The WPCA, a network of hospice organisations from countries around the globe, appointed the consultancy team, led by Pentagram partner Domenic Lippa, in early 2008, to create an identity that would help unify the range of different approaches varying from country to country.
Lippa says, ‘The hospice movement started out of England and has a lot of history here, but in countries like Japan or Rwanda the concept is relatively new. You have discordance between countries like Canada and Britain, which have established hospice organisations, and African countries, for example.’
The hospice organisations, which the WPCA studies to help inform global policymakers such as the United Nations and the World Health Organisation, also experience different circumstances and conditions, says Lippa.
‘Across the hospice organisations within each country, the people involved might be from medical backgrounds, or there might be religious groups running them.
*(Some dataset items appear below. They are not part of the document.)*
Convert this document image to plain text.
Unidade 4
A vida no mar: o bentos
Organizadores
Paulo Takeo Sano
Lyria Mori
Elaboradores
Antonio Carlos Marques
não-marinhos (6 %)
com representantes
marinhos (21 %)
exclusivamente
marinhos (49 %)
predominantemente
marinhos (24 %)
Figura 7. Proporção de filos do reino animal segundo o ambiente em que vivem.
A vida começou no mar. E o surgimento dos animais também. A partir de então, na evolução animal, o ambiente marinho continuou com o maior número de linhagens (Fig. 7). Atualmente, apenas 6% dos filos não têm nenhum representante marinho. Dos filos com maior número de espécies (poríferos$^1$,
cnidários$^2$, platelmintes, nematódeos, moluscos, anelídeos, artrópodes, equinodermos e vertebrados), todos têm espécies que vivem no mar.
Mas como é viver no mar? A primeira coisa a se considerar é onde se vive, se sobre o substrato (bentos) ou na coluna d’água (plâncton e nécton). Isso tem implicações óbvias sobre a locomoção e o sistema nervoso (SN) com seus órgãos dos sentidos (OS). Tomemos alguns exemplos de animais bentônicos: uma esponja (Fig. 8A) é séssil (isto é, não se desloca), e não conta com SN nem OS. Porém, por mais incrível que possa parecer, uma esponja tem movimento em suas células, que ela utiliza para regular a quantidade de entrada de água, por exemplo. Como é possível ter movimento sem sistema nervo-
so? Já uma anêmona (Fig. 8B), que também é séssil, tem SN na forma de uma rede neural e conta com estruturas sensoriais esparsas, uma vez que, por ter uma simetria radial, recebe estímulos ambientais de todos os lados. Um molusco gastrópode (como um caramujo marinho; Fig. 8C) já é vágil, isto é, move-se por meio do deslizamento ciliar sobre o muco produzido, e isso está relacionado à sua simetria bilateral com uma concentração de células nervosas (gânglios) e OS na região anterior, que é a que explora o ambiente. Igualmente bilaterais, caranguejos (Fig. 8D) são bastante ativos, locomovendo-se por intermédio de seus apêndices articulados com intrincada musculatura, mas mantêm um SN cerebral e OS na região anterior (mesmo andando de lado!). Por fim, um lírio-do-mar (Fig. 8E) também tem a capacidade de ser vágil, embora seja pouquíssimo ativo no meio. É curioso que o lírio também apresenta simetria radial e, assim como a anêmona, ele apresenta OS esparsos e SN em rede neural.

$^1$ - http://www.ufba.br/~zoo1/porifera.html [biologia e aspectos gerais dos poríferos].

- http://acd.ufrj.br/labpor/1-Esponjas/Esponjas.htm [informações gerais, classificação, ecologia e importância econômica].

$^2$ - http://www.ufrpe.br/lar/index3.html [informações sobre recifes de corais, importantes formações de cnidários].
There are a lot of sensitivities. Hospices in Africa, for example, deal more with HIV and Aids, while in Japan, it’s cancer,’ he adds.
As a result, the strongly typographic mark and identity had to convey the neutrality and authority of the WPCA. Baskerville, chosen for its clarity and authority, has been used as the primary typeface, while Helvetica is used for body text. The look is defined by corporate cool blues, reinforcing a sense of gravitas, says Lippa.
Pentagram has developed a set of brand guidelines with the practical aim of simplifying implementation as much as possible for use by a wide number of organisations around the world, on a tight budget. It has also created print templates for items such as posters.
‘When it comes to implementation, the WPCA won’t have a budget for things like illustration. We’ve produced a simplistic image style, so that, from Russia to Rwanda, they can produce things like their own report covers,’ says Lippa.